The receiver is off by default and project-scoped: each project has its own webhook URL and signing secret. It moves cards forward only and never bypasses your board’s WIP or permission rules.
Who can configure it
Section titled “Who can configure it”The Git-event automation section is project-admin only (Owner or Admin). A Member never sees it. Configuration lives under Project → Settings → Integrations → Git-event automation.
Set it up
Section titled “Set it up”- Open Project → Settings → Integrations. In the Git-event automation section, turn the toggle on. It is off by default — cards only move while it is on.

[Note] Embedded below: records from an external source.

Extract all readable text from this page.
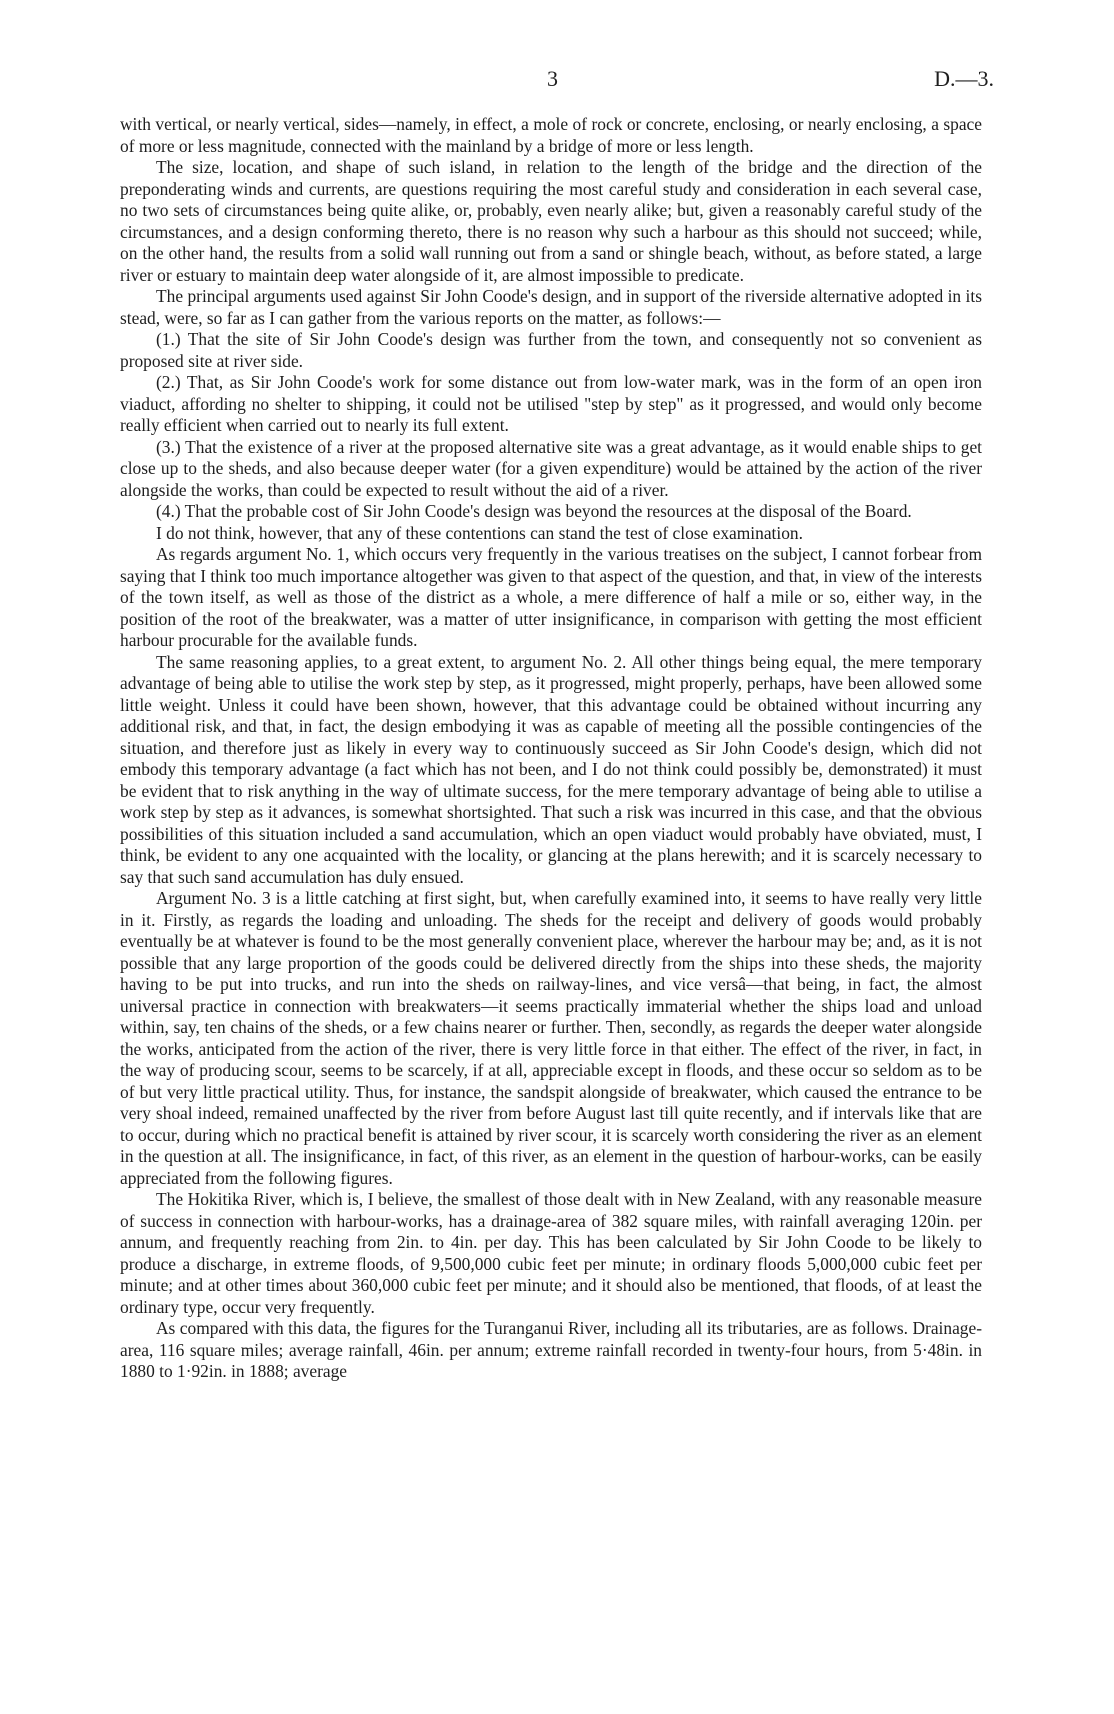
3	D.—3.

with vertical, or nearly vertical, sides—namely, in effect, a mole of rock or concrete, enclosing, or nearly enclosing, a space of more or less magnitude, connected with the mainland by a bridge of more or less length.

The size, location, and shape of such island, in relation to the length of the bridge and the direction of the preponderating winds and currents, are questions requiring the most careful study and consideration in each several case, no two sets of circumstances being quite alike, or, probably, even nearly alike; but, given a reasonably careful study of the circumstances, and a design conforming thereto, there is no reason why such a harbour as this should not succeed; while, on the other hand, the results from a solid wall running out from a sand or shingle beach, without, as before stated, a large river or estuary to maintain deep water alongside of it, are almost impossible to predicate.

The principal arguments used against Sir John Coode's design, and in support of the riverside alternative adopted in its stead, were, so far as I can gather from the various reports on the matter, as follows:—

(1.) That the site of Sir John Coode's design was further from the town, and consequently not so convenient as proposed site at river side.

(2.) That, as Sir John Coode's work for some distance out from low-water mark, was in the form of an open iron viaduct, affording no shelter to shipping, it could not be utilised "step by step" as it progressed, and would only become really efficient when carried out to nearly its full extent.

(3.) That the existence of a river at the proposed alternative site was a great advantage, as it would enable ships to get close up to the sheds, and also because deeper water (for a given expenditure) would be attained by the action of the river alongside the works, than could be expected to result without the aid of a river.

(4.) That the probable cost of Sir John Coode's design was beyond the resources at the disposal of the Board.

I do not think, however, that any of these contentions can stand the test of close examination.

As regards argument No. 1, which occurs very frequently in the various treatises on the subject, I cannot forbear from saying that I think too much importance altogether was given to that aspect of the question, and that, in view of the interests of the town itself, as well as those of the district as a whole, a mere difference of half a mile or so, either way, in the position of the root of the breakwater, was a matter of utter insignificance, in comparison with getting the most efficient harbour procurable for the available funds.

The same reasoning applies, to a great extent, to argument No. 2. All other things being equal, the mere temporary advantage of being able to utilise the work step by step, as it progressed, might properly, perhaps, have been allowed some little weight. Unless it could have been shown, however, that this advantage could be obtained without incurring any additional risk, and that, in fact, the design embodying it was as capable of meeting all the possible contingencies of the situation, and therefore just as likely in every way to continuously succeed as Sir John Coode's design, which did not embody this temporary advantage (a fact which has not been, and I do not think could possibly be, demonstrated) it must be evident that to risk anything in the way of ultimate success, for the mere temporary advantage of being able to utilise a work step by step as it advances, is somewhat shortsighted. That such a risk was incurred in this case, and that the obvious possibilities of this situation included a sand accumulation, which an open viaduct would probably have obviated, must, I think, be evident to any one acquainted with the locality, or glancing at the plans herewith; and it is scarcely necessary to say that such sand accumulation has duly ensued.

Argument No. 3 is a little catching at first sight, but, when carefully examined into, it seems to have really very little in it. Firstly, as regards the loading and unloading. The sheds for the receipt and delivery of goods would probably eventually be at whatever is found to be the most generally convenient place, wherever the harbour may be; and, as it is not possible that any large proportion of the goods could be delivered directly from the ships into these sheds, the majority having to be put into trucks, and run into the sheds on railway-lines, and vice versâ—that being, in fact, the almost universal practice in connection with breakwaters—it seems practically immaterial whether the ships load and unload within, say, ten chains of the sheds, or a few chains nearer or further. Then, secondly, as regards the deeper water alongside the works, anticipated from the action of the river, there is very little force in that either. The effect of the river, in fact, in the way of producing scour, seems to be scarcely, if at all, appreciable except in floods, and these occur so seldom as to be of but very little practical utility. Thus, for instance, the sandspit alongside of breakwater, which caused the entrance to be very shoal indeed, remained unaffected by the river from before August last till quite recently, and if intervals like that are to occur, during which no practical benefit is attained by river scour, it is scarcely worth considering the river as an element in the question at all. The insignificance, in fact, of this river, as an element in the question of harbour-works, can be easily appreciated from the following figures.

The Hokitika River, which is, I believe, the smallest of those dealt with in New Zealand, with any reasonable measure of success in connection with harbour-works, has a drainage-area of 382 square miles, with rainfall averaging 120in. per annum, and frequently reaching from 2in. to 4in. per day. This has been calculated by Sir John Coode to be likely to produce a discharge, in extreme floods, of 9,500,000 cubic feet per minute; in ordinary floods 5,000,000 cubic feet per minute; and at other times about 360,000 cubic feet per minute; and it should also be mentioned, that floods, of at least the ordinary type, occur very frequently.

As compared with this data, the figures for the Turanganui River, including all its tributaries, are as follows. Drainage-area, 116 square miles; average rainfall, 46in. per annum; extreme rainfall recorded in twenty-four hours, from 5·48in. in 1880 to 1·92in. in 1888; average
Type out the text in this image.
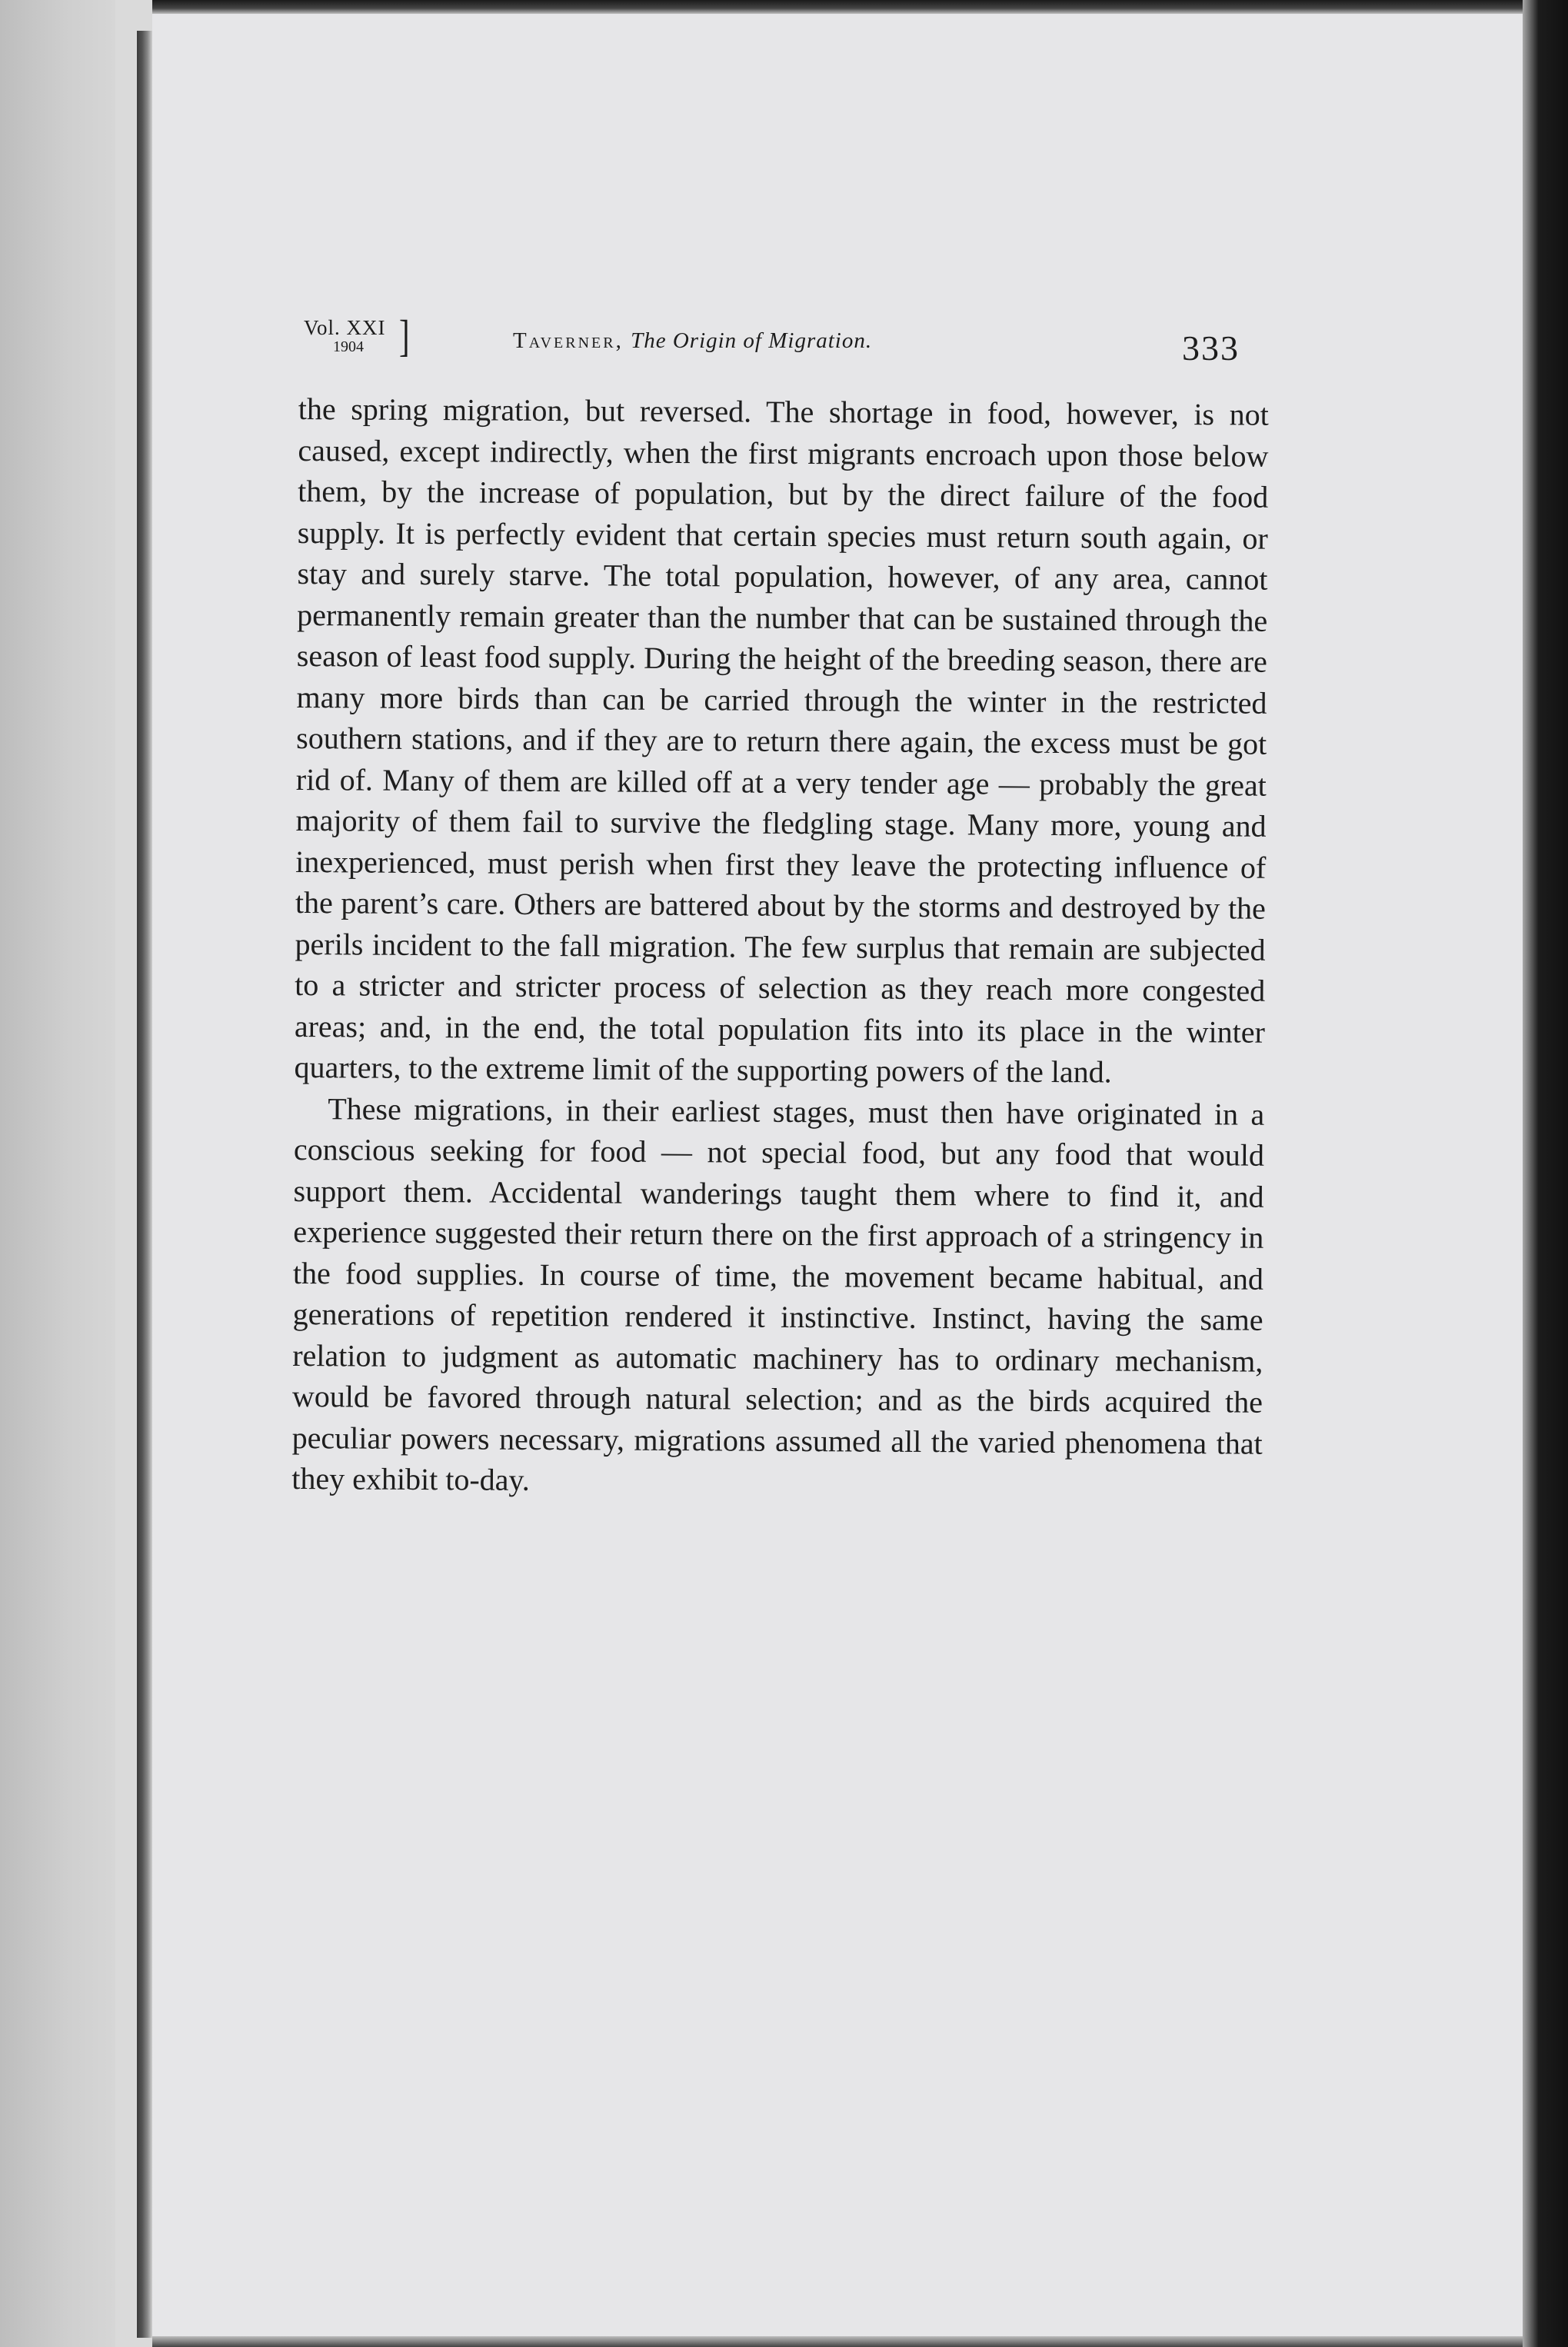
Vol. XXI
1904 ]	Taverner, The Origin of Migration.	333

the spring migration, but reversed. The shortage in food, however, is not caused, except indirectly, when the first migrants encroach upon those below them, by the increase of population, but by the direct failure of the food supply. It is perfectly evident that certain species must return south again, or stay and surely starve. The total population, however, of any area, cannot permanently remain greater than the number that can be sustained through the season of least food supply. During the height of the breeding season, there are many more birds than can be carried through the winter in the restricted southern stations, and if they are to return there again, the excess must be got rid of. Many of them are killed off at a very tender age — probably the great majority of them fail to survive the fledgling stage. Many more, young and inexperienced, must perish when first they leave the protecting influence of the parent’s care. Others are battered about by the storms and destroyed by the perils incident to the fall migration. The few surplus that remain are subjected to a stricter and stricter process of selection as they reach more congested areas; and, in the end, the total population fits into its place in the winter quarters, to the extreme limit of the supporting powers of the land.

These migrations, in their earliest stages, must then have originated in a conscious seeking for food — not special food, but any food that would support them. Accidental wanderings taught them where to find it, and experience suggested their return there on the first approach of a stringency in the food supplies. In course of time, the movement became habitual, and generations of repetition rendered it instinctive. Instinct, having the same relation to judgment as automatic machinery has to ordinary mechanism, would be favored through natural selection; and as the birds acquired the peculiar powers necessary, migrations assumed all the varied phenomena that they exhibit to-day.
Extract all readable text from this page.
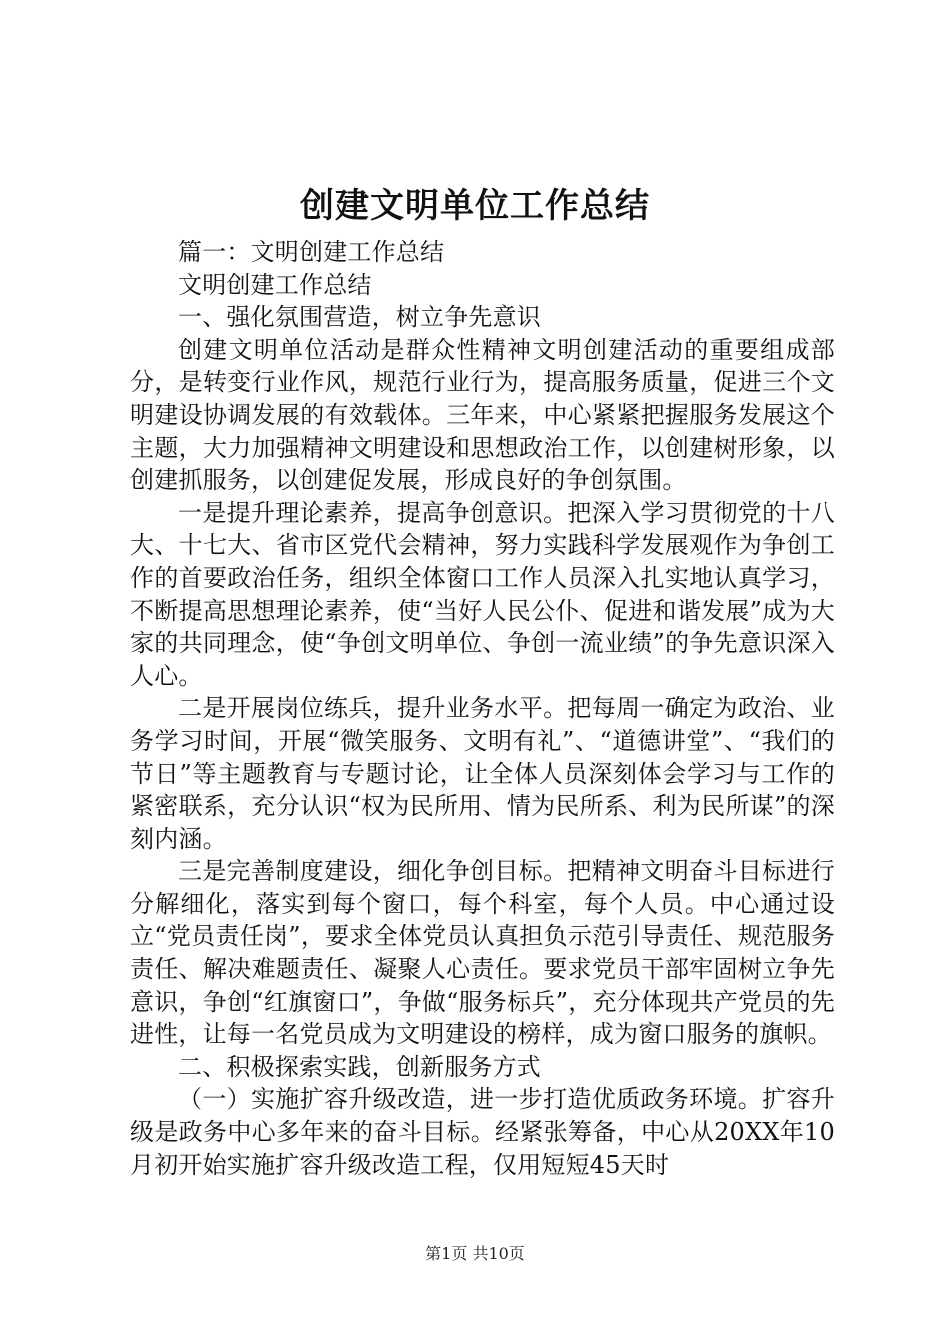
创建文明单位工作总结

篇一：文明创建工作总结

文明创建工作总结

一、强化氛围营造，树立争先意识

创建文明单位活动是群众性精神文明创建活动的重要组成部分，是转变行业作风，规范行业行为，提高服务质量，促进三个文明建设协调发展的有效载体。三年来，中心紧紧把握服务发展这个主题，大力加强精神文明建设和思想政治工作，以创建树形象，以创建抓服务，以创建促发展，形成良好的争创氛围。

一是提升理论素养，提高争创意识。把深入学习贯彻党的十八大、十七大、省市区党代会精神，努力实践科学发展观作为争创工作的首要政治任务，组织全体窗口工作人员深入扎实地认真学习，不断提高思想理论素养，使“当好人民公仆、促进和谐发展”成为大家的共同理念，使“争创文明单位、争创一流业绩”的争先意识深入人心。

二是开展岗位练兵，提升业务水平。把每周一确定为政治、业务学习时间，开展“微笑服务、文明有礼”、“道德讲堂”、“我们的节日”等主题教育与专题讨论，让全体人员深刻体会学习与工作的紧密联系，充分认识“权为民所用、情为民所系、利为民所谋”的深刻内涵。

三是完善制度建设，细化争创目标。把精神文明奋斗目标进行分解细化，落实到每个窗口，每个科室，每个人员。中心通过设立“党员责任岗”，要求全体党员认真担负示范引导责任、规范服务责任、解决难题责任、凝聚人心责任。要求党员干部牢固树立争先意识，争创“红旗窗口”，争做“服务标兵”，充分体现共产党员的先进性，让每一名党员成为文明建设的榜样，成为窗口服务的旗帜。

二、积极探索实践，创新服务方式

（一）实施扩容升级改造，进一步打造优质政务环境。扩容升级是政务中心多年来的奋斗目标。经紧张筹备，中心从20XX年10月初开始实施扩容升级改造工程，仅用短短45天时

第1页 共10页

- Copy the webhook URL. It is unique to this project.
- Click Generate secret. The signing secret is shown once — copy it immediately. It can’t be retrieved again; if you lose it, rotate to issue a new one.
- Add the webhook in your Git provider (see below), pasting in the URL and the secret.
If automation is on but no secret is set, the receiver rejects every webhook until you generate one — the settings page warns you when this is the case.
GitHub
Section titled “GitHub”In the repository’s Settings → Webhooks → Add webhook:
- Payload URL — the webhook URL you copied
- Content type —
application/json - Secret — the generated secret
- Which events — Let me select individual events → Pull requests
GitLab
Section titled “GitLab”In the project’s Settings → Webhooks:
- URL — the webhook URL you copied
- Secret token — the generated secret
- Trigger — Merge request events
Rotating the secret
Section titled “Rotating the secret”Click Rotate secret to issue a new signing secret. The previous secret stops working immediately, so update your provider’s webhook with the new value or automation will stop. As with generation, the new secret is shown only once.
How it stays safe
Section titled “How it stays safe”- Signature-verified. Every inbound webhook must carry a valid signature computed from the project’s secret; unsigned or mis-signed requests are rejected. The secret is stored encrypted and is never returned by the API after generation.
- Off by default. Nothing happens until an admin both enables automation and sets a secret.
- Forward-only. Cards advance (→ Review, → Complete); the receiver never moves a card backward and never overrides board permissions.
Relationship to the Integration Hub
Section titled “Relationship to the Integration Hub”This is the OSS, user-driven, per-project automation. The org-wide, bidirectional Integration Hub (centrally administered connectors with writeback) is an Enterprise feature (ADR-0097). Git-event automation needs no Enterprise edition — a single team can wire it up themselves.